Futuro candidato do PSDB à Presidência da República, Geraldo Alckmin renunciou no dia 6 ao cargo de governador de São Paulo, após quase oito anos no posto, sem tirar do papel série de promessas que fez para o Grande ABC, entre construção de equipamentos, convênios com as prefeituras e a implementação daquele que seria o principal projeto do governo tucano para a região: a Linha 18-Bronze do Metrô, que ligaria as sete cidades à Capital.

Várias obras tocadas pelo Estado na região não chegaram a começar de modo efetivo. Algumas intervenções, após meses de atrasos e de frequentes adiamentos, foram entregues inacabadas dias antes de Alckmin deixar o comando do governo paulista. Em agenda de lançamentos, cerca de uma semana antes de sair da chefia do Executivo, Alckmin desembarcou em Diadema para inaugurar a Fábrica de Cultura, primeira unidade fora da Capital, e a Rede Lucy Montoro. Porém, a abertura concreta tanto de um quanto de outro só ocorrerá em junho, já que ainda será necessária contratação de empresas para a gestão dos equipamentos. No dia 27, quando houve a inauguração simbólica da fábrica, a guarita do prédio sequer possuía vidros e, com o término do evento, prestigiado com pompas, os portões se fecharam.

O Centro Dia do Idoso de Santo André, que tornou-se no meio do caminho Centro de Convivência do Idoso, também se arrasta, com estimativa de abrir as portas até dezembro. Outra reivindicação antiga, a reativação de unidade própria do IML (Instituto Médico-Legal) de Mauá foi avalizada pelo Palácio dos Bandeirantes no ano passado.

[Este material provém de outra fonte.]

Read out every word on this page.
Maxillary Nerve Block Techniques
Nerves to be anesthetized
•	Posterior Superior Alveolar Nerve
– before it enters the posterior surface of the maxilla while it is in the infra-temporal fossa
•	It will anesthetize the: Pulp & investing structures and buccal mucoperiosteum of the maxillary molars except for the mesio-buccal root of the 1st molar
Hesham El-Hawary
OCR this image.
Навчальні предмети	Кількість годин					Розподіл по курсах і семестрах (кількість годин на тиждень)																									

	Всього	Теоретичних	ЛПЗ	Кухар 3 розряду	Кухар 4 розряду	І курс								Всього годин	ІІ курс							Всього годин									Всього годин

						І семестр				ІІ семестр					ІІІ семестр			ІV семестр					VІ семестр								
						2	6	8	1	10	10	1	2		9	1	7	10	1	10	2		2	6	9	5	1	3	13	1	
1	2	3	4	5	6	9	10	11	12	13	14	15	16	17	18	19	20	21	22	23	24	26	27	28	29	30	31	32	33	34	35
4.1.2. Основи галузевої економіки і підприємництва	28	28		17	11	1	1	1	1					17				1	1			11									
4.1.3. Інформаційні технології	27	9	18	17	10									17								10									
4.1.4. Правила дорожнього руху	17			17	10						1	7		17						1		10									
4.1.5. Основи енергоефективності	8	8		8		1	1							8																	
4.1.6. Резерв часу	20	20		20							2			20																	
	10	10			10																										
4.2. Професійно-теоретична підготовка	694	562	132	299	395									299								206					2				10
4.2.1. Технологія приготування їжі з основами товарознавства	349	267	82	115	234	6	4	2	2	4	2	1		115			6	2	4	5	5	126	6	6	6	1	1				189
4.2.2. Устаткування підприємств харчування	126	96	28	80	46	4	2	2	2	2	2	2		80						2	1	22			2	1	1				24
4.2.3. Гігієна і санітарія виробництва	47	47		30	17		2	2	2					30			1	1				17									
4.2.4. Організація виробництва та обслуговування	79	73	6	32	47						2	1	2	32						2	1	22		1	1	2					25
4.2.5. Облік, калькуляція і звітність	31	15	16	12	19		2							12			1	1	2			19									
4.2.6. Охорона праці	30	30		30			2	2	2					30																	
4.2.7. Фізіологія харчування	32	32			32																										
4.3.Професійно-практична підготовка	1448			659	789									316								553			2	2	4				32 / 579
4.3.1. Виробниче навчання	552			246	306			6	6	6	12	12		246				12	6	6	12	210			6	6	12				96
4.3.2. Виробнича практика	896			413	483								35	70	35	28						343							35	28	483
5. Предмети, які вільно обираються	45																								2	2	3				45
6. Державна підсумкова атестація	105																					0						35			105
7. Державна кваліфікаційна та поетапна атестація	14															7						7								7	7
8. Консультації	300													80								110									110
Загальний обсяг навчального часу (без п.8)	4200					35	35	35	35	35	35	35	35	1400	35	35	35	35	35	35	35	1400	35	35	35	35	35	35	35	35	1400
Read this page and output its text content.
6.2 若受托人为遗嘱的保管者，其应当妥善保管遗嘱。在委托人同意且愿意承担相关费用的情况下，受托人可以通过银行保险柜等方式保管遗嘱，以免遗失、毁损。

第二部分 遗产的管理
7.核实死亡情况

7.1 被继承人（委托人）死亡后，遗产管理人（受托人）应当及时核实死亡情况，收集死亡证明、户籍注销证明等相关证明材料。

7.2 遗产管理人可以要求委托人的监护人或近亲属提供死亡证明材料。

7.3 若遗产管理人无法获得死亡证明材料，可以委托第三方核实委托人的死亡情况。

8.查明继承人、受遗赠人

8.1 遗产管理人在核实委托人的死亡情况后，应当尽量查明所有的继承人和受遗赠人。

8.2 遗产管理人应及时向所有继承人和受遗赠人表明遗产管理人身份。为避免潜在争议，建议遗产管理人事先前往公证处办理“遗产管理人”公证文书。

Entretanto, não se materializou ainda. A previsão é a de que o equipamento seja entregue à população até o início do segundo semestre. Integra a lista de promessas não cumpridas pelo Estado ao município mauaense a instalação de unidade do Bom Prato, que fornece refeições (café da manhã e almoço) à população todos os dias por até R$ 1, assegurada ainda em 2014. Desde o ano passado a relação entre a gestão Alckmin e o governo Atila Jacomussi (PSB) vinha se desidratando por conta do impasse envolvendo a dívida da Sama (Saneamento Básico do Município de Mauá), autarquia municipal, com a Sabesp (Companhia de Saneamento Básico do Estado de São Paulo).
Na vizinha Ribeirão Pires, a dívida deixada por Alckmin foi a não construção de alça de acesso ao Trecho Leste do Rodoanel, na divisa do município com Suzano, garantida no primeiro ano do segundo mandato do tucano, em 2015.

A gestão Alckmin, por outro lado, inaugurou três unidades do Poupatempo (Santo André, Mauá e Diadema) e no fim do ano passado colocou em prática a ampliação do Expresso ABC, linha exclusiva da CPTM (Companhia Paulista de Trens Metropolitanos), que liga Santo André à Capital com apenas uma parada, em São Caetano. Em operação desde 2016, o número de viagens foi estendido de 14 para 16. A reforma e modernização das estações da Linha 10-Turquesa (Brás-Rio Grande da Serra), contudo, ficaram apenas no discurso.